Енеке терпеливо ждал, что еще хочет сказать генерал Радеску, но тот молчал. Восторгаться подвигом лейтенанта Лемке? Не за этим он, Енеке, пригласил на завтрак Радеску. Конечно, Лемке точно выполнил свой долг — ни при каких обстоятельствах немецкий солдат не должен сдаваться русским. И о Лемке можно написать что угодно, на то она, эта самая агитация, и учреждена в войсках. Однако же он, Енеке, желает, чтобы и румыны поступали так, как лейтенант Лемке…

— Господин Радеску, мне нужна точная информация о количестве установленных вчера бетонных колпаков на участке вашей дивизии. — Енеке ткнул вилкой в кусок мяса и дал его собаке.

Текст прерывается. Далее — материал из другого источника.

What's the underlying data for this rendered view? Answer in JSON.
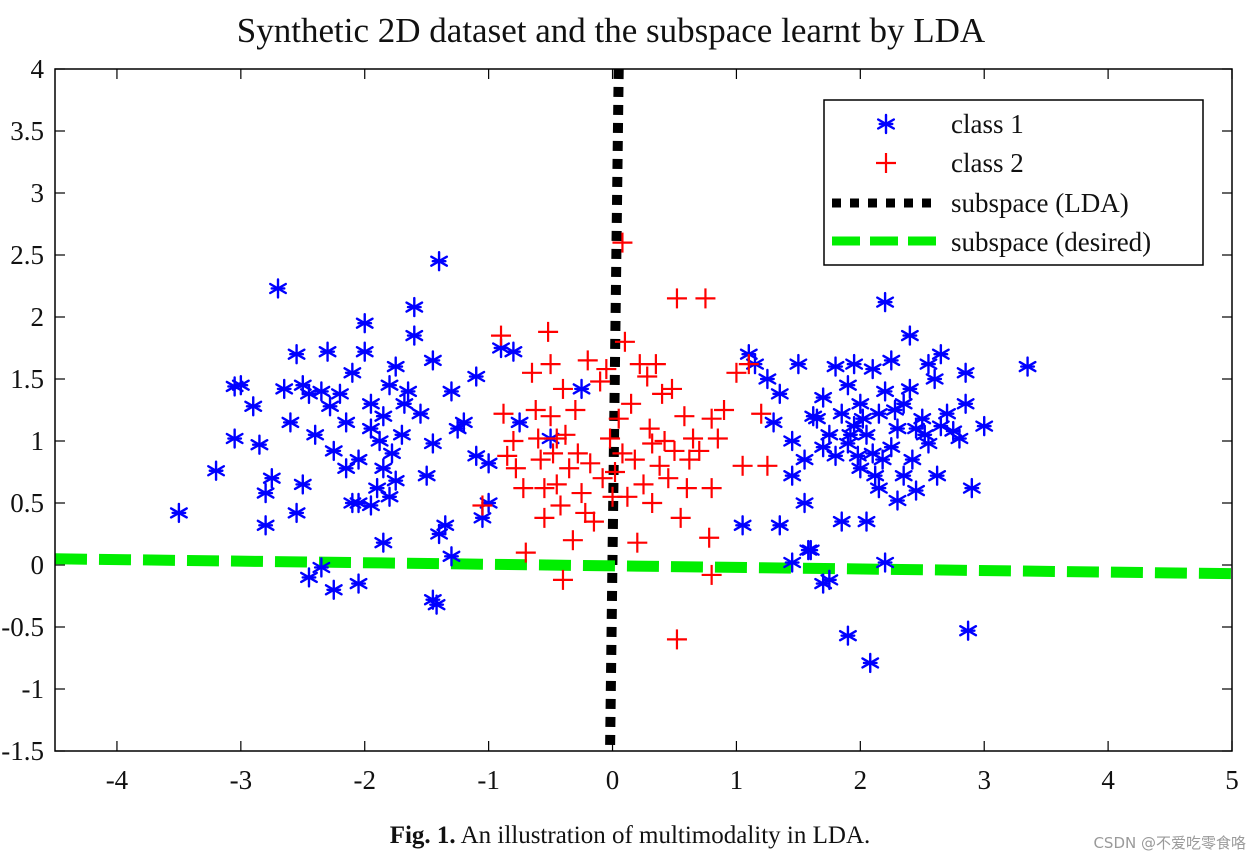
{
  "chart_data": {
    "type": "scatter",
    "title": "Synthetic 2D dataset and the subspace learnt by LDA",
    "xlim": [
      -4.5,
      5
    ],
    "ylim": [
      -1.5,
      4
    ],
    "xticks": [
      "-4",
      "-3",
      "-2",
      "-1",
      "0",
      "1",
      "2",
      "3",
      "4",
      "5"
    ],
    "xtick_values": [
      -4,
      -3,
      -2,
      -1,
      0,
      1,
      2,
      3,
      4,
      5
    ],
    "yticks": [
      "4",
      "3.5",
      "3",
      "2.5",
      "2",
      "1.5",
      "1",
      "0.5",
      "0",
      "-0.5",
      "-1",
      "-1.5"
    ],
    "ytick_values": [
      4,
      3.5,
      3,
      2.5,
      2,
      1.5,
      1,
      0.5,
      0,
      -0.5,
      -1,
      -1.5
    ],
    "legend": {
      "position": "top-right",
      "entries": [
        "class 1",
        "class 2",
        "subspace (LDA)",
        "subspace (desired)"
      ]
    },
    "series": [
      {
        "name": "class 1",
        "marker": "asterisk",
        "color": "#0000ff",
        "points": [
          [
            -3.5,
            0.42
          ],
          [
            -3.2,
            0.76
          ],
          [
            -3.05,
            1.44
          ],
          [
            -3.0,
            1.45
          ],
          [
            -3.05,
            1.02
          ],
          [
            -2.85,
            0.97
          ],
          [
            -2.9,
            1.28
          ],
          [
            -2.8,
            0.32
          ],
          [
            -2.75,
            0.7
          ],
          [
            -2.8,
            0.58
          ],
          [
            -2.7,
            2.23
          ],
          [
            -2.65,
            1.42
          ],
          [
            -2.55,
            1.7
          ],
          [
            -2.6,
            1.15
          ],
          [
            -2.5,
            1.45
          ],
          [
            -2.55,
            0.42
          ],
          [
            -2.5,
            0.65
          ],
          [
            -2.45,
            1.38
          ],
          [
            -2.4,
            1.05
          ],
          [
            -2.35,
            1.4
          ],
          [
            -2.3,
            1.72
          ],
          [
            -2.25,
            0.92
          ],
          [
            -2.2,
            1.38
          ],
          [
            -2.15,
            1.15
          ],
          [
            -2.1,
            1.55
          ],
          [
            -2.05,
            0.85
          ],
          [
            -2.05,
            0.5
          ],
          [
            -2.0,
            1.95
          ],
          [
            -2.0,
            1.72
          ],
          [
            -1.95,
            1.3
          ],
          [
            -1.95,
            1.1
          ],
          [
            -1.9,
            0.62
          ],
          [
            -1.85,
            0.78
          ],
          [
            -1.85,
            1.2
          ],
          [
            -1.8,
            1.45
          ],
          [
            -1.8,
            0.55
          ],
          [
            -1.75,
            0.68
          ],
          [
            -1.75,
            1.6
          ],
          [
            -1.7,
            1.05
          ],
          [
            -1.65,
            1.4
          ],
          [
            -1.6,
            1.85
          ],
          [
            -1.6,
            2.08
          ],
          [
            -1.55,
            1.22
          ],
          [
            -1.5,
            0.72
          ],
          [
            -1.45,
            1.65
          ],
          [
            -1.45,
            0.98
          ],
          [
            -1.4,
            0.25
          ],
          [
            -1.35,
            0.32
          ],
          [
            -1.3,
            0.07
          ],
          [
            -1.3,
            1.4
          ],
          [
            -1.25,
            1.1
          ],
          [
            -1.2,
            1.15
          ],
          [
            -1.4,
            2.45
          ],
          [
            -1.1,
            0.88
          ],
          [
            -1.1,
            1.52
          ],
          [
            -1.05,
            0.38
          ],
          [
            -1.0,
            0.5
          ],
          [
            -1.0,
            0.82
          ],
          [
            -2.45,
            -0.1
          ],
          [
            -2.35,
            -0.02
          ],
          [
            -2.25,
            -0.2
          ],
          [
            -2.05,
            -0.15
          ],
          [
            -1.45,
            -0.28
          ],
          [
            -1.42,
            -0.32
          ],
          [
            -1.85,
            0.18
          ],
          [
            -2.15,
            0.78
          ],
          [
            -1.95,
            0.48
          ],
          [
            -2.1,
            0.5
          ],
          [
            -1.88,
            1.0
          ],
          [
            -1.78,
            0.9
          ],
          [
            -1.68,
            1.3
          ],
          [
            -2.28,
            1.28
          ],
          [
            -0.9,
            1.75
          ],
          [
            -0.8,
            1.72
          ],
          [
            -0.75,
            1.15
          ],
          [
            -0.5,
            1.02
          ],
          [
            -0.25,
            1.42
          ],
          [
            1.05,
            0.32
          ],
          [
            1.1,
            1.7
          ],
          [
            1.15,
            1.62
          ],
          [
            1.25,
            1.5
          ],
          [
            1.3,
            1.15
          ],
          [
            1.35,
            1.38
          ],
          [
            1.35,
            0.32
          ],
          [
            1.45,
            1.0
          ],
          [
            1.45,
            0.72
          ],
          [
            1.5,
            1.62
          ],
          [
            1.55,
            0.85
          ],
          [
            1.55,
            0.5
          ],
          [
            1.6,
            0.12
          ],
          [
            1.65,
            1.18
          ],
          [
            1.7,
            1.35
          ],
          [
            1.7,
            0.95
          ],
          [
            1.75,
            1.05
          ],
          [
            1.8,
            1.6
          ],
          [
            1.8,
            0.88
          ],
          [
            1.85,
            1.22
          ],
          [
            1.85,
            0.35
          ],
          [
            1.9,
            1.45
          ],
          [
            1.9,
            0.98
          ],
          [
            1.95,
            1.62
          ],
          [
            1.95,
            1.12
          ],
          [
            2.0,
            0.78
          ],
          [
            2.0,
            1.3
          ],
          [
            2.05,
            0.35
          ],
          [
            2.05,
            1.05
          ],
          [
            2.1,
            1.58
          ],
          [
            2.1,
            0.9
          ],
          [
            2.15,
            1.22
          ],
          [
            2.15,
            0.62
          ],
          [
            2.2,
            1.4
          ],
          [
            2.2,
            2.12
          ],
          [
            2.25,
            0.95
          ],
          [
            2.25,
            1.65
          ],
          [
            2.3,
            1.1
          ],
          [
            2.3,
            0.52
          ],
          [
            2.35,
            0.72
          ],
          [
            2.35,
            1.3
          ],
          [
            2.4,
            1.85
          ],
          [
            2.4,
            1.42
          ],
          [
            2.45,
            1.1
          ],
          [
            2.45,
            0.6
          ],
          [
            2.5,
            1.18
          ],
          [
            2.55,
            0.98
          ],
          [
            2.55,
            1.62
          ],
          [
            2.6,
            1.5
          ],
          [
            2.65,
            1.12
          ],
          [
            2.65,
            1.7
          ],
          [
            2.7,
            1.22
          ],
          [
            2.75,
            1.08
          ],
          [
            2.8,
            1.02
          ],
          [
            2.85,
            1.3
          ],
          [
            2.85,
            1.55
          ],
          [
            2.9,
            0.62
          ],
          [
            3.0,
            1.12
          ],
          [
            3.35,
            1.6
          ],
          [
            1.45,
            0.02
          ],
          [
            1.58,
            0.12
          ],
          [
            1.7,
            -0.15
          ],
          [
            1.75,
            -0.12
          ],
          [
            1.9,
            -0.57
          ],
          [
            2.08,
            -0.79
          ],
          [
            2.2,
            0.02
          ],
          [
            2.87,
            -0.53
          ],
          [
            1.62,
            1.2
          ],
          [
            1.92,
            1.05
          ],
          [
            2.02,
            1.18
          ],
          [
            2.12,
            0.72
          ],
          [
            2.28,
            1.25
          ],
          [
            2.42,
            0.85
          ],
          [
            2.52,
            1.05
          ],
          [
            2.62,
            0.72
          ],
          [
            2.18,
            0.85
          ],
          [
            1.98,
            0.88
          ]
        ]
      },
      {
        "name": "class 2",
        "marker": "plus",
        "color": "#ff0000",
        "points": [
          [
            -1.05,
            0.48
          ],
          [
            -0.9,
            1.85
          ],
          [
            -0.88,
            1.22
          ],
          [
            -0.85,
            0.88
          ],
          [
            -0.8,
            1.0
          ],
          [
            -0.78,
            0.78
          ],
          [
            -0.72,
            0.62
          ],
          [
            -0.7,
            0.1
          ],
          [
            -0.65,
            1.55
          ],
          [
            -0.62,
            1.25
          ],
          [
            -0.58,
            0.85
          ],
          [
            -0.55,
            0.62
          ],
          [
            -0.55,
            0.38
          ],
          [
            -0.52,
            1.88
          ],
          [
            -0.5,
            1.62
          ],
          [
            -0.5,
            1.2
          ],
          [
            -0.48,
            0.9
          ],
          [
            -0.45,
            0.65
          ],
          [
            -0.42,
            0.48
          ],
          [
            -0.4,
            1.42
          ],
          [
            -0.38,
            1.05
          ],
          [
            -0.35,
            0.78
          ],
          [
            -0.32,
            0.2
          ],
          [
            -0.3,
            1.25
          ],
          [
            -0.28,
            0.9
          ],
          [
            -0.25,
            0.58
          ],
          [
            -0.2,
            1.65
          ],
          [
            -0.18,
            0.82
          ],
          [
            -0.15,
            0.35
          ],
          [
            -0.1,
            1.48
          ],
          [
            -0.08,
            0.7
          ],
          [
            -0.05,
            1.58
          ],
          [
            -0.02,
            1.02
          ],
          [
            0.0,
            0.55
          ],
          [
            0.05,
            1.18
          ],
          [
            0.08,
            2.6
          ],
          [
            0.1,
            1.8
          ],
          [
            0.12,
            0.55
          ],
          [
            0.15,
            1.3
          ],
          [
            0.18,
            0.85
          ],
          [
            0.2,
            0.18
          ],
          [
            0.25,
            0.65
          ],
          [
            0.28,
            1.52
          ],
          [
            0.3,
            1.1
          ],
          [
            0.32,
            0.5
          ],
          [
            0.35,
            1.62
          ],
          [
            0.38,
            0.8
          ],
          [
            0.4,
            1.38
          ],
          [
            0.42,
            1.0
          ],
          [
            0.45,
            0.7
          ],
          [
            0.48,
            1.42
          ],
          [
            0.5,
            0.92
          ],
          [
            0.52,
            2.15
          ],
          [
            0.55,
            0.38
          ],
          [
            0.58,
            1.2
          ],
          [
            0.6,
            0.62
          ],
          [
            0.62,
            0.85
          ],
          [
            0.65,
            1.02
          ],
          [
            0.7,
            0.92
          ],
          [
            0.75,
            2.15
          ],
          [
            0.78,
            0.22
          ],
          [
            0.8,
            1.18
          ],
          [
            0.8,
            0.62
          ],
          [
            0.85,
            1.02
          ],
          [
            0.9,
            1.25
          ],
          [
            1.0,
            1.55
          ],
          [
            1.05,
            0.8
          ],
          [
            1.1,
            1.62
          ],
          [
            1.2,
            1.22
          ],
          [
            1.25,
            0.8
          ],
          [
            -0.4,
            -0.12
          ],
          [
            0.52,
            -0.6
          ],
          [
            0.8,
            -0.08
          ],
          [
            -0.45,
            1.02
          ],
          [
            0.02,
            0.75
          ],
          [
            0.22,
            1.62
          ],
          [
            0.08,
            0.9
          ],
          [
            -0.6,
            1.02
          ],
          [
            0.32,
            0.98
          ],
          [
            -0.22,
            0.42
          ]
        ]
      }
    ],
    "lines": [
      {
        "name": "subspace (LDA)",
        "style": "dotted",
        "color": "#000000",
        "x": [
          0.05,
          -0.02
        ],
        "y": [
          4,
          -1.5
        ]
      },
      {
        "name": "subspace (desired)",
        "style": "dashed",
        "color": "#00ee00",
        "x": [
          -4.5,
          5
        ],
        "y": [
          0.05,
          -0.07
        ]
      }
    ]
  },
  "caption": {
    "label": "Fig. 1.",
    "text": "An illustration of multimodality in LDA."
  },
  "watermark": "CSDN @不爱吃零食咯"
}
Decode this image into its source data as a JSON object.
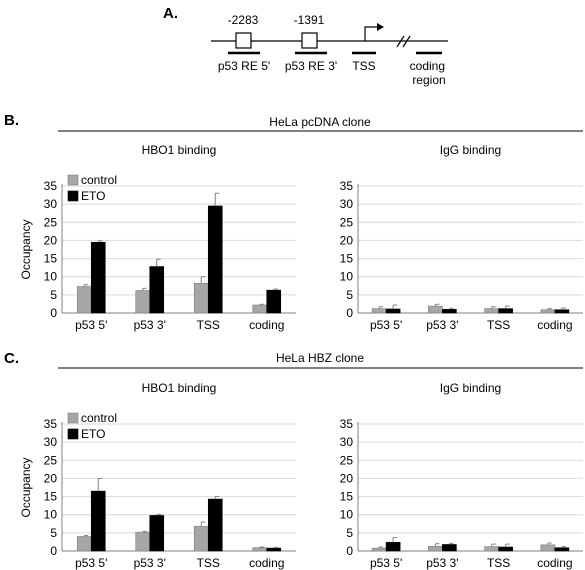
{
  "panel_a": {
    "letter": "A.",
    "positions": [
      "-2283",
      "-1391"
    ],
    "labels": [
      "p53  RE 5'",
      "p53  RE 3'",
      "TSS",
      "coding\nregion"
    ]
  },
  "panel_b": {
    "letter": "B.",
    "header": "HeLa pcDNA clone"
  },
  "panel_c": {
    "letter": "C.",
    "header": "HeLa HBZ clone"
  },
  "colors": {
    "control": "#a6a6a6",
    "eto": "#000000",
    "error_bar": "#808080",
    "axis": "#808080"
  },
  "chart_data": [
    {
      "type": "bar",
      "panel": "B",
      "title": "HBO1 binding",
      "ylabel": "Occupancy",
      "ylim": [
        0,
        35
      ],
      "yticks": [
        0,
        5,
        10,
        15,
        20,
        25,
        30,
        35
      ],
      "categories": [
        "p53  5'",
        "p53  3'",
        "TSS",
        "coding"
      ],
      "series": [
        {
          "name": "control",
          "values": [
            7.3,
            6.2,
            8.2,
            2.2
          ],
          "errors": [
            0.5,
            0.6,
            1.8,
            0.2
          ]
        },
        {
          "name": "ETO",
          "values": [
            19.5,
            12.8,
            29.5,
            6.3
          ],
          "errors": [
            0.4,
            2.0,
            3.5,
            0.3
          ]
        }
      ],
      "legend": "top-left"
    },
    {
      "type": "bar",
      "panel": "B",
      "title": "IgG binding",
      "ylabel": "",
      "ylim": [
        0,
        35
      ],
      "yticks": [
        0,
        5,
        10,
        15,
        20,
        25,
        30,
        35
      ],
      "categories": [
        "p53  5'",
        "p53  3'",
        "TSS",
        "coding"
      ],
      "series": [
        {
          "name": "control",
          "values": [
            1.2,
            1.9,
            1.2,
            0.9
          ],
          "errors": [
            0.5,
            0.5,
            0.5,
            0.3
          ]
        },
        {
          "name": "ETO",
          "values": [
            1.1,
            1.0,
            1.2,
            0.9
          ],
          "errors": [
            1.1,
            0.3,
            0.7,
            0.5
          ]
        }
      ]
    },
    {
      "type": "bar",
      "panel": "C",
      "title": "HBO1 binding",
      "ylabel": "Occupancy",
      "ylim": [
        0,
        35
      ],
      "yticks": [
        0,
        5,
        10,
        15,
        20,
        25,
        30,
        35
      ],
      "categories": [
        "p53  5'",
        "p53  3'",
        "TSS",
        "coding"
      ],
      "series": [
        {
          "name": "control",
          "values": [
            4.0,
            5.2,
            6.8,
            0.9
          ],
          "errors": [
            0.3,
            0.2,
            1.2,
            0.2
          ]
        },
        {
          "name": "ETO",
          "values": [
            16.5,
            9.8,
            14.3,
            0.8
          ],
          "errors": [
            3.5,
            0.3,
            0.7,
            0.2
          ]
        }
      ],
      "legend": "top-left"
    },
    {
      "type": "bar",
      "panel": "C",
      "title": "IgG binding",
      "ylabel": "",
      "ylim": [
        0,
        35
      ],
      "yticks": [
        0,
        5,
        10,
        15,
        20,
        25,
        30,
        35
      ],
      "categories": [
        "p53  5'",
        "p53  3'",
        "TSS",
        "coding"
      ],
      "series": [
        {
          "name": "control",
          "values": [
            0.8,
            1.3,
            1.2,
            1.7
          ],
          "errors": [
            0.3,
            0.7,
            0.7,
            0.5
          ]
        },
        {
          "name": "ETO",
          "values": [
            2.4,
            1.8,
            1.1,
            0.9
          ],
          "errors": [
            1.3,
            0.3,
            0.8,
            0.3
          ]
        }
      ]
    }
  ]
}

— Мы установили двадцать пять дзотов, господин командующий.

Енеке посмотрел на майора Грабе и затем кивнул румыну:

— Это точно? Вы сами проверили, генерал? Солдат, господа, обязан быть пунктуальным… Русские могут начать штурм Сапун-горы. Я имею проверенные данные о том, что советским войскам приказано в течение семи дней овладеть Севастополем. Штурм неизбежен. В Крым прибыл представитель Сталина генерал Акимов. Он сделает все, чтобы именно в этот срок взять Севастополь. Вы представляете себе, что это значит? — Енеке вскочил и, помахивая стеком, заходил по бункеру.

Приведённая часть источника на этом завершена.